Budge: What Happened to Canada's King of Film


260 pages
Contains Photos, Bibliography, Index
ISBN 1-55022-363-1
DDC 791.43023092





Reviewed by Tamara Jones

Tamara Jones, a former production stage manager/operations supervisor in
the Entertainment Department of Paramount Canada’s Wonderland, has
relocated to Burlington, Vermont.


Rose’s biography of Budge Crawley brings Canada’s most prolific
independent filmmaker back into the spotlight after many years of
neglect. Crawley was a larger-than-life man who pioneered independent
filmmaking in Canada and won an Oscar—Canada’s first for a
feature-length film—in 1976 for The Man Who Skied Down Everest.
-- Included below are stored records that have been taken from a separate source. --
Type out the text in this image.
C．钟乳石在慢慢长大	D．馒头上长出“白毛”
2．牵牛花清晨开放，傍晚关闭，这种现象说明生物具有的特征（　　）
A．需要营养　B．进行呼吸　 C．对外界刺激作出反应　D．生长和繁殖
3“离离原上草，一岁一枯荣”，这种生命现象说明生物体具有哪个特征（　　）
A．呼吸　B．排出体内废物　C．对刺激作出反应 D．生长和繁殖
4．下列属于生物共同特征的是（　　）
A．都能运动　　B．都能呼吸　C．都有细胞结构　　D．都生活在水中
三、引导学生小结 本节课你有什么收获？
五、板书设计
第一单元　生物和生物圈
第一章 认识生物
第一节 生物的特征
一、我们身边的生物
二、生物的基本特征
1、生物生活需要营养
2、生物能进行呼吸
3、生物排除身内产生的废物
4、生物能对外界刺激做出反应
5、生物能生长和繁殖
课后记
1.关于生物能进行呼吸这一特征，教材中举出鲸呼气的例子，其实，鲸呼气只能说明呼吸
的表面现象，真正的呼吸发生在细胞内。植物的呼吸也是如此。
He was
also a man who lived constantly under the shadow of his father, was
hopeless in his relationships with women, and has been called everything
from a charming rogue to a scoundrel and a bastard. The author shows
genuine affection for her subject but does not gloss over the less
appealing features of his outsized personality.

In tracing the trajectory of Crawley’s career from successful
documentary filmmaker to financially destitute feature-film producer,
Rose reveals a number of interesting contradictions. For example, though
he was opposed to the idea of a National Film Board in principle,
Crawley directed many NFB documentaries, often for various government
departments. Yet, as a former Crawley employee put it, while “the
[National Film] Board was lolling around a government oasis,” Crawley
was “hacking [his] way through the commercial, uncharted, forest
primeval.” Budge is a rich account of Crawley’s adventures.